Bantul, CyberNews. Ribuan orang saksikan labuhan di Pantai Parangkusumo, Kabupaten Bantul, Sabtu (2/1). Labuhan yang diselenggarakan Yayasan Hondodento bekerja sama dengan lembaga pemberdayaan masyarakat (LPM) Kampungku Dusun Krebet, Desa Sedangsari, Kecamatan Pajangan, Kabupaten Bantul, berlangsung meriah. Ritual yang digelar setahun sekali tiap tanggal 15 Suro dan diikuti seluruh keluarga besar Hondodento tesebut, mendapat perhatian ribuan masyarakat dan puluhan wisatawan asing yang kebetulan sedang berkunjung ke pantai tersebut.
Upacara labuhan yang dipimpin juru kunci Parangkusumo Suraksotarwono. Sedangkan untuk doa keselamatan dipimpin secara bergantian oleh sesepuh Yayasan Hondodento. Doa itu dilakukan sebelum sesaji dilabuh ke tengah lautan. "Prosesi labuhan ini sudah kami awali pada hari jumat (1/1) mulai pukul 18.00 dengan acara inti memanjatkan doa kesalamatan kepada Tuhan Yang Maha Esa di Gowongan Kidul, Yogyakarta," kata Sunarto Ketua Yayasan Hondodento Pusat di sela-sela labuhan.

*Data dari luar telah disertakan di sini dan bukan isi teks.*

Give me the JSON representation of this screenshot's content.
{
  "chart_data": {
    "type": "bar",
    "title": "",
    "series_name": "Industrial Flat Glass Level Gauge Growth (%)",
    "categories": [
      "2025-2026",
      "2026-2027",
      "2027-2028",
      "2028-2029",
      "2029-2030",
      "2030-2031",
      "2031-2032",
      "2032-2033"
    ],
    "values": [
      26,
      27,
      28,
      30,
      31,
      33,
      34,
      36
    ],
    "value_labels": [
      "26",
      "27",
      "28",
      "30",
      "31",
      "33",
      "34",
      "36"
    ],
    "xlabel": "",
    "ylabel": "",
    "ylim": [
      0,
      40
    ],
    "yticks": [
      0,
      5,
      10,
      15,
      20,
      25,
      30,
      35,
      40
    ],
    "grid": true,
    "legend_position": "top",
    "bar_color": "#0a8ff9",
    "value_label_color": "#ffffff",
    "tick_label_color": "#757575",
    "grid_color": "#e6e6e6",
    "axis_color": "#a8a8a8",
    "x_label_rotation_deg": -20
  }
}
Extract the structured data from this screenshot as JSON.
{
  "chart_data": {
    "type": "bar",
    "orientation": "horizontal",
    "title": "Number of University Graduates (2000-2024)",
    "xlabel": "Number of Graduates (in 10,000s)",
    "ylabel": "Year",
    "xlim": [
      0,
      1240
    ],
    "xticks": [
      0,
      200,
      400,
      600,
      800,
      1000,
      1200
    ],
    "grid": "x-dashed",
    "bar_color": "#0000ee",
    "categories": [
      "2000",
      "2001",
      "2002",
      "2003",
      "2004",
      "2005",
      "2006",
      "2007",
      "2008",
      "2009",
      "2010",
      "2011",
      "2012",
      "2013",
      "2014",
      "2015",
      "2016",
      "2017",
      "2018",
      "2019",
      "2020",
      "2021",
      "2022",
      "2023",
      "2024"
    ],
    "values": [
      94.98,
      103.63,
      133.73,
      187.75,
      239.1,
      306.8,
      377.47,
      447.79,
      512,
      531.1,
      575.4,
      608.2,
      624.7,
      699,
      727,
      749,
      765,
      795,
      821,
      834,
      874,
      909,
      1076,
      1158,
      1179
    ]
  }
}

Sunarto mengatakan, upacara labuhan setiap tanggal 15 Sura tersebut merupakan rangkaian upacara ziarah 1 Sura di petilasan Sang Prabu Sri Adji Djojoboyo di Desa Menang, Kabupaten Kediri, Jawa Timur. Selain itu, bangsa Indonesia masih diwarnai permasalahan dan krisis yang cenderung membuat rakyat menjadi menderita. Menurut dia, sampai saat ini rakyat sepenuhnya belum bisa memperoleh kemerdekaan secara penuh, karena banyak rakyat miskin menderita.
Labuhan dimulai pukul 08.30 WIB yang diawali dengan iring-iringan bergodo yang membawa songsong dan ampilan labuhan. Dari Pendopo Pantai Parangtritis menyusuri pantai dan berakhir di Pantai Parangkusumo. Peserta labuhan seluruhnya mengenakan pakaian tradisional Jawa. Untuk pria mengenakan kain, surjan, dan blangkon. Sedangkan untuk wanita mengenakan kain dan kebaya lengkap dengan konde, dan satu lagi pakaian yang mereka kenakan tersebut bukan berwarna hijau.
Sebelum acara puncak dimulai, mereka duduk bersila di atas pasir menghadap pantai. Pelaksanaan prosesi sendiri dimulai pukul 09.30 WIB, satu jam kemudian atau tepatnya pukul 10.30 WIB dilanjutkan upacara caos rerakiting (melabuh).